La bonne modulation du freinage se joue précisément sur l'empattement : il faut un bon rapport entre la pompe et l'empattement. Comment se fait-il qu'il y ait une différence entre la série et les courses ?
"Dans le produit de série, il faut garantir le 'freinage en panique', c'est-à-dire le freinage d'urgence qui, sur la route, peut être utile afin d'éviter un obstacle soudain, il faut donc une pompe avec beaucoup de puissance et une course de levier fortement réduite, tandis que les pilotes, en piste, préfèrent une course de levier plus longue afin de moduler le freinage."

Pour satisfaire les motards qui veulent aller en piste, il faudrait donc une pompe avec deux empattements afin de conjuguer les deux esprits, celui de la route et celui de la piste…
"En réalité, nous parlons d'un produit qui existe : il s'agit de la pompe RCS, réalisée dans différents diamètres, de 19, 17 et 15."

Et de quoi s'agit-il ?
"C'est très simple : le passionné qui vient sur le circuit avec sa moto, avec la simple rotation de l'empattement de la pompe, peut modifier le freinage en transformant ce qui est une pince très courte en une pince plus modulable. Nous sommes donc, en somme, en mesure de ne pas mettre nos deux pieds dans le même sabot !"

"Ce n'est pas complètement une nouveauté, étant donné que cela existe depuis 2008, mais le phénomène est en hausse : il s'agit d'un produit qui est demandé par ceux qui utilisent aussi leur moto l'hiver ou qui roulent fréquemment sur des terrains mouillés. Il permet, en somme, d'avoir une meilleure gestion du freinage dans des conditions climatiques critiques."

Sur le marché, la seule moto qui dispose de la pompe modulaire comme équipement de base est la Ducati Panigale Superleggera, tandis que Brembo est en mesure d'offrir une pompe à empattement variable adaptée à chaque modèle afin de conjuguer l'allure sur la route et sur la piste. Il s'agit de la première étape de l'évolution qui est demandée à ceux qui ambitionnent de rouler sur piste sans être Valentino Rossi.

En somme, si l'on ne peut pas aller en piste avec le système de série, il est vrai également qu'il n'est pas pensable d'avoir le système prototype du Superbike. En réalité, certains se contentent de disposer de produits similaires à ceux que l'on voit sur une R1 ou une Ninja.
"Il y a bien sûr des étriers réalisés en plein, comme ceux du Superbike : ils ont le look monobloc, mais en réalité, ils sont faits de deux pièces."

En matière de disques, les options ne manquent pas non plus...
"Nous avons des disques qui ont le même diamètre que l'original, qui peuvent être utilisés avec l'étrier original, mais ils sont totalement flottants, si bien que la CAMPANA est libérée de la bande. Ils sont utilisés en Supersport 600 et en Superstock 1000, où des systèmes racing ne peuvent être montés.

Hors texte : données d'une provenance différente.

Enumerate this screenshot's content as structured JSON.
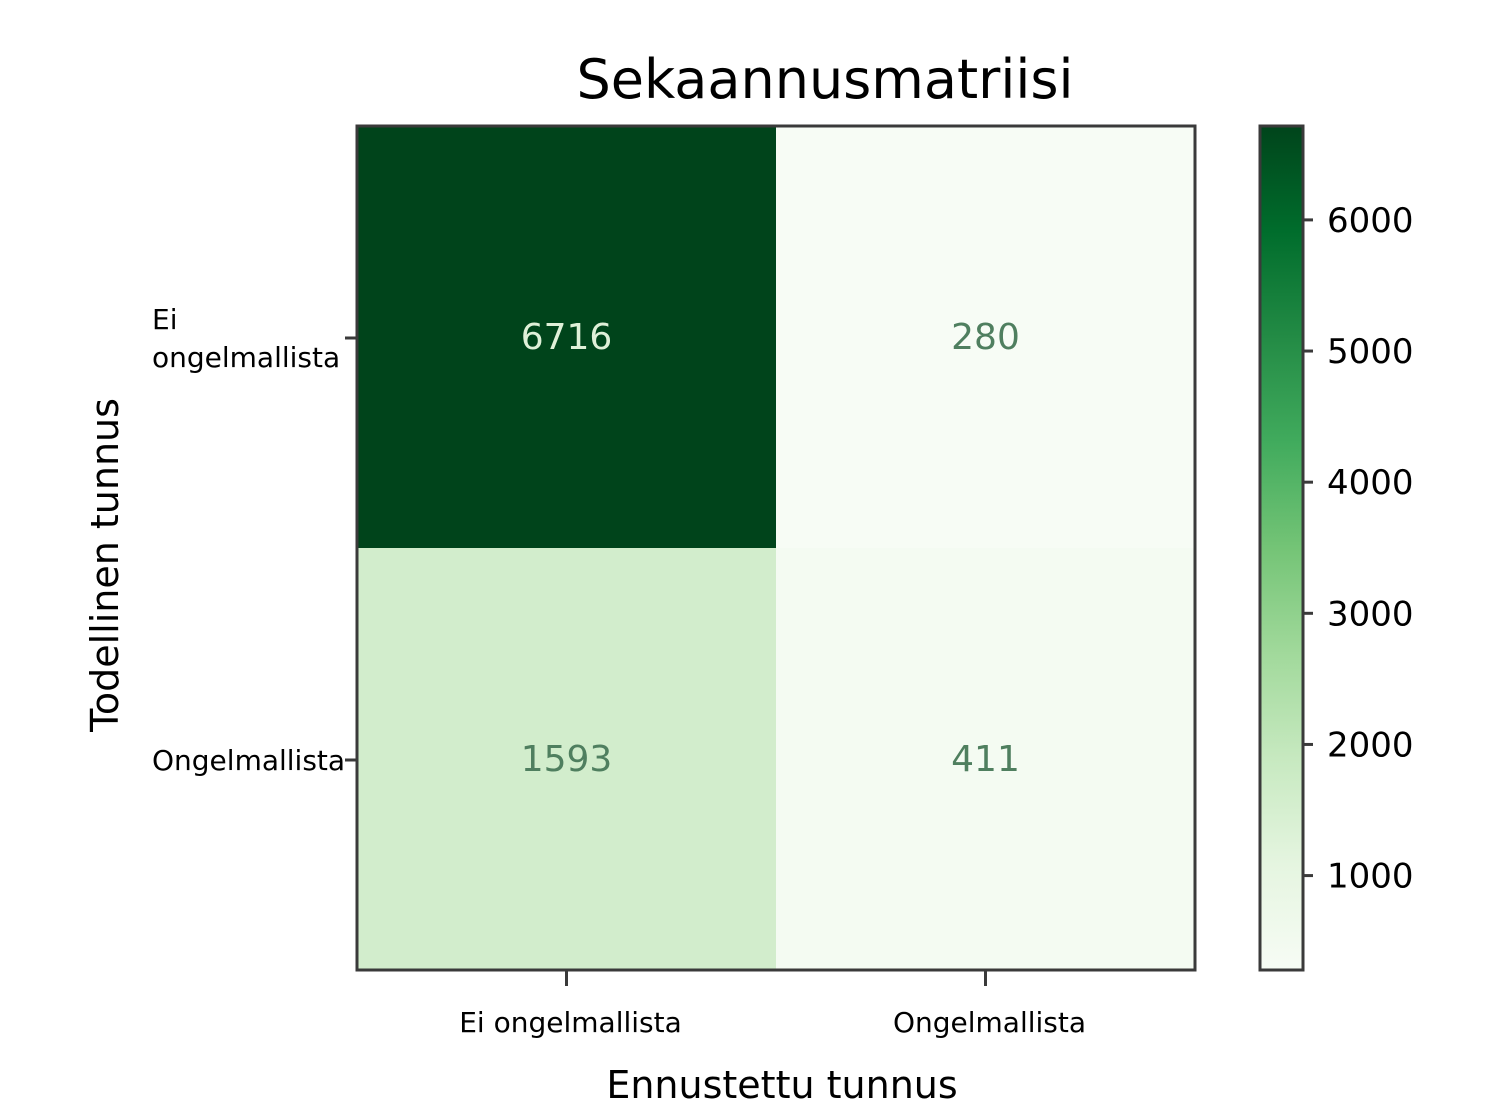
{
  "chart_data": {
    "type": "heatmap",
    "title": "Sekaannusmatriisi",
    "xlabel": "Ennustettu tunnus",
    "ylabel": "Todellinen tunnus",
    "x_categories": [
      "Ei ongelmallista",
      "Ongelmallista"
    ],
    "y_categories": [
      [
        "Ei",
        "ongelmallista"
      ],
      [
        "Ongelmallista"
      ]
    ],
    "values": [
      [
        6716,
        280
      ],
      [
        1593,
        411
      ]
    ],
    "colorbar": {
      "range": [
        280,
        6716
      ],
      "ticks": [
        1000,
        2000,
        3000,
        4000,
        5000,
        6000
      ],
      "colors": [
        "#f7fcf5",
        "#e5f5e0",
        "#c7e9c0",
        "#a1d99b",
        "#74c476",
        "#41ab5d",
        "#238b45",
        "#006d2c",
        "#00441b"
      ]
    },
    "grid": false
  }
}
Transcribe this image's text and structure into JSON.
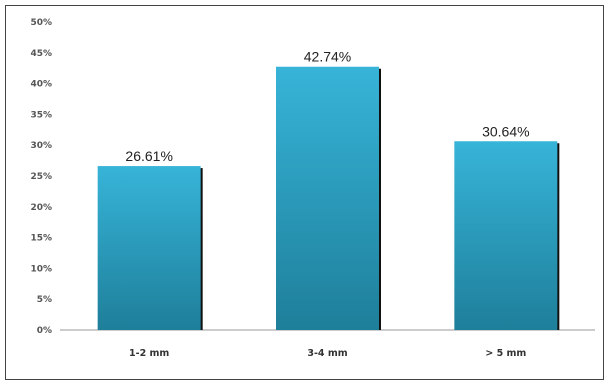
{
  "chart_data": {
    "type": "bar",
    "categories": [
      "1-2 mm",
      "3-4 mm",
      "> 5 mm"
    ],
    "values": [
      26.61,
      42.74,
      30.64
    ],
    "data_labels": [
      "26.61%",
      "42.74%",
      "30.64%"
    ],
    "title": "",
    "xlabel": "",
    "ylabel": "",
    "ylim": [
      0,
      50
    ],
    "yticks": [
      "0%",
      "5%",
      "10%",
      "15%",
      "20%",
      "25%",
      "30%",
      "35%",
      "40%",
      "45%",
      "50%"
    ],
    "grid": false,
    "legend": "none",
    "colors": {
      "bar_top": "#37b4d8",
      "bar_bottom": "#1e7f9a",
      "bar_shadow": "#111111"
    }
  }
}
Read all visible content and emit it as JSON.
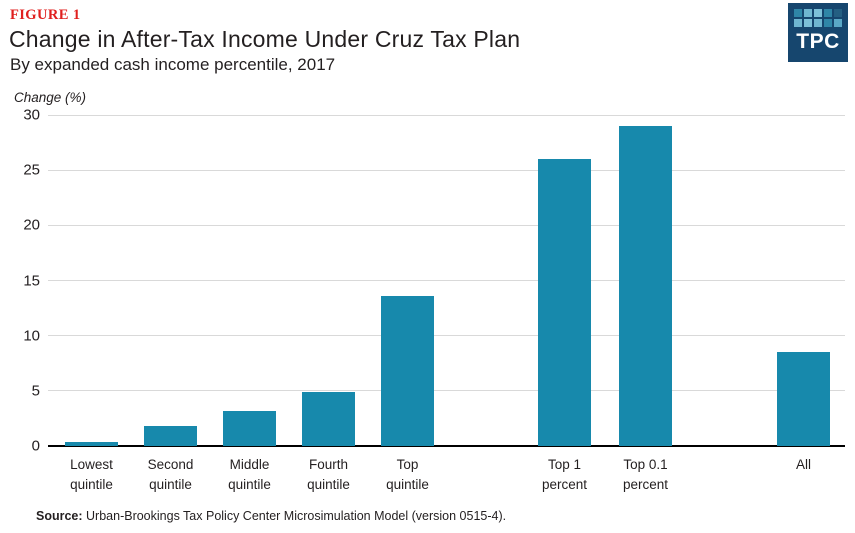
{
  "header": {
    "figure_label": "FIGURE 1",
    "title": "Change in After-Tax Income Under Cruz Tax Plan",
    "subtitle": "By expanded cash income percentile, 2017"
  },
  "logo": {
    "text": "TPC",
    "background": "#16466e",
    "grid_colors": [
      [
        "#2f86a7",
        "#6fb6d0",
        "#7cc0d8",
        "#2f86a7",
        "#245f82"
      ],
      [
        "#6fb6d0",
        "#7cc0d8",
        "#6fb6d0",
        "#2f86a7",
        "#5aa8c6"
      ]
    ]
  },
  "chart_data": {
    "type": "bar",
    "title": "Change in After-Tax Income Under Cruz Tax Plan",
    "subtitle": "By expanded cash income percentile, 2017",
    "xlabel": "",
    "ylabel": "Change (%)",
    "categories": [
      "Lowest quintile",
      "Second quintile",
      "Middle quintile",
      "Fourth quintile",
      "Top quintile",
      "Top 1 percent",
      "Top 0.1 percent",
      "All"
    ],
    "category_lines": [
      [
        "Lowest",
        "quintile"
      ],
      [
        "Second",
        "quintile"
      ],
      [
        "Middle",
        "quintile"
      ],
      [
        "Fourth",
        "quintile"
      ],
      [
        "Top",
        "quintile"
      ],
      [
        "Top 1",
        "percent"
      ],
      [
        "Top 0.1",
        "percent"
      ],
      [
        "All"
      ]
    ],
    "values": [
      0.4,
      1.8,
      3.2,
      4.9,
      13.6,
      26.0,
      29.0,
      8.5
    ],
    "ylim": [
      0,
      30
    ],
    "yticks": [
      0,
      5,
      10,
      15,
      20,
      25,
      30
    ],
    "grid": "horizontal gridlines only",
    "legend": "none",
    "group_gaps_after": [
      "Top quintile",
      "Top 0.1 percent"
    ],
    "bar_color": "#1789ac",
    "gridline_color": "#d9d9d9",
    "axis_color": "#000000"
  },
  "source": {
    "label": "Source:",
    "text": " Urban-Brookings Tax Policy Center Microsimulation Model (version 0515-4)."
  }
}
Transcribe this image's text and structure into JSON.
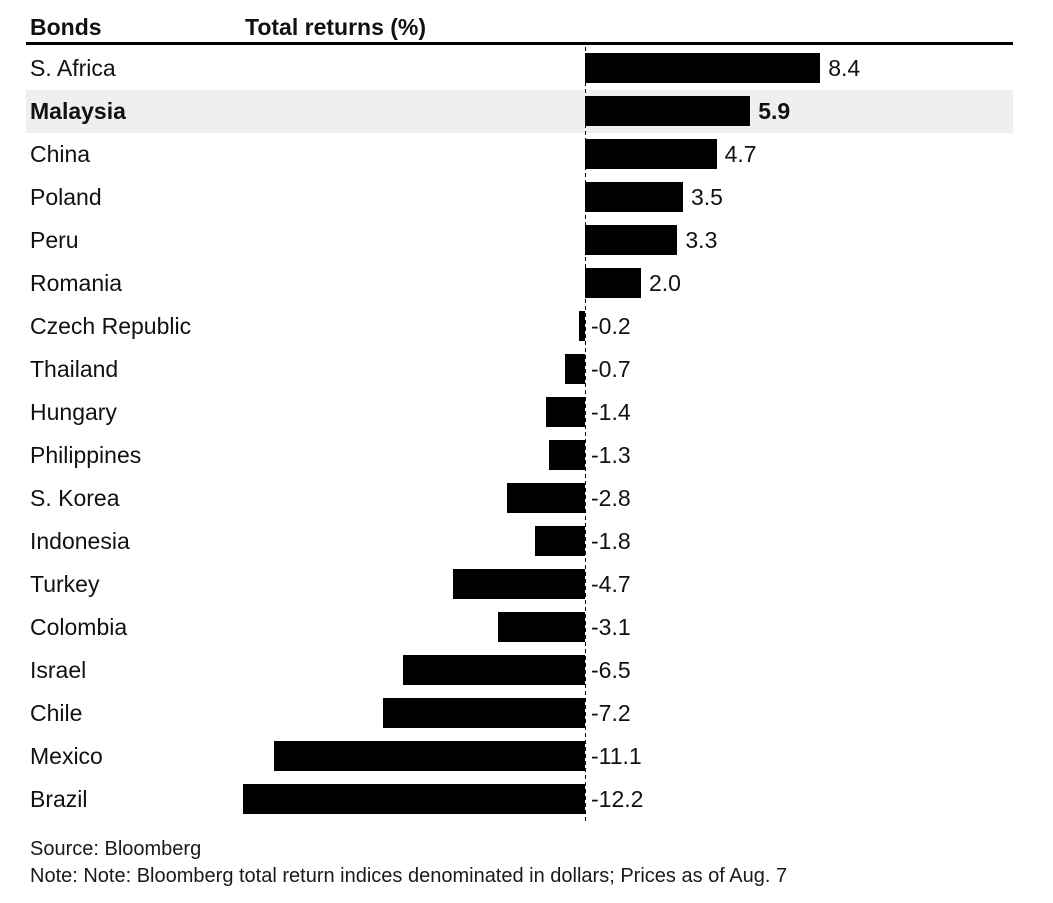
{
  "header": {
    "col1": "Bonds",
    "col2": "Total returns (%)"
  },
  "chart_data": {
    "type": "bar",
    "orientation": "horizontal",
    "title": "Total returns (%)",
    "categories": [
      "S. Africa",
      "Malaysia",
      "China",
      "Poland",
      "Peru",
      "Romania",
      "Czech Republic",
      "Thailand",
      "Hungary",
      "Philippines",
      "S. Korea",
      "Indonesia",
      "Turkey",
      "Colombia",
      "Israel",
      "Chile",
      "Mexico",
      "Brazil"
    ],
    "values": [
      8.4,
      5.9,
      4.7,
      3.5,
      3.3,
      2.0,
      -0.2,
      -0.7,
      -1.4,
      -1.3,
      -2.8,
      -1.8,
      -4.7,
      -3.1,
      -6.5,
      -7.2,
      -11.1,
      -12.2
    ],
    "highlighted": "Malaysia",
    "xlim": [
      -12.2,
      8.4
    ],
    "zero_axis": "dashed",
    "grid": false,
    "legend": "none",
    "bar_color": "#000000",
    "highlight_bg": "#efefef",
    "text_color": "#111111"
  },
  "footer": {
    "source": "Source: Bloomberg",
    "note": "Note: Note: Bloomberg total return indices denominated in dollars; Prices as of Aug. 7"
  }
}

Pour quasiment tous les éléments du freinage, il existe des solutions de compromis entre ceux qui roulent sur route et ceux qui courent en personnalisant le système selon leurs exigences."

En réalité, il y a aussi une exception : Brembo a intégré à son catalogue, pour ceux qui vont rouler en piste, une plaquette du même mélange que celle qui est utilisée en Superbike.
"Il s'agit de la Z04 qui est à disposition de ceux qui veulent se faire ce plaisir. Il est vrai qu'elle coûte plus cher, mais elle a une durée en piste qui compense amplement cette dépense. Nous rappelons qu'elle n'est pas conseillée pour une utilisation routière, mais seulement sur circuit."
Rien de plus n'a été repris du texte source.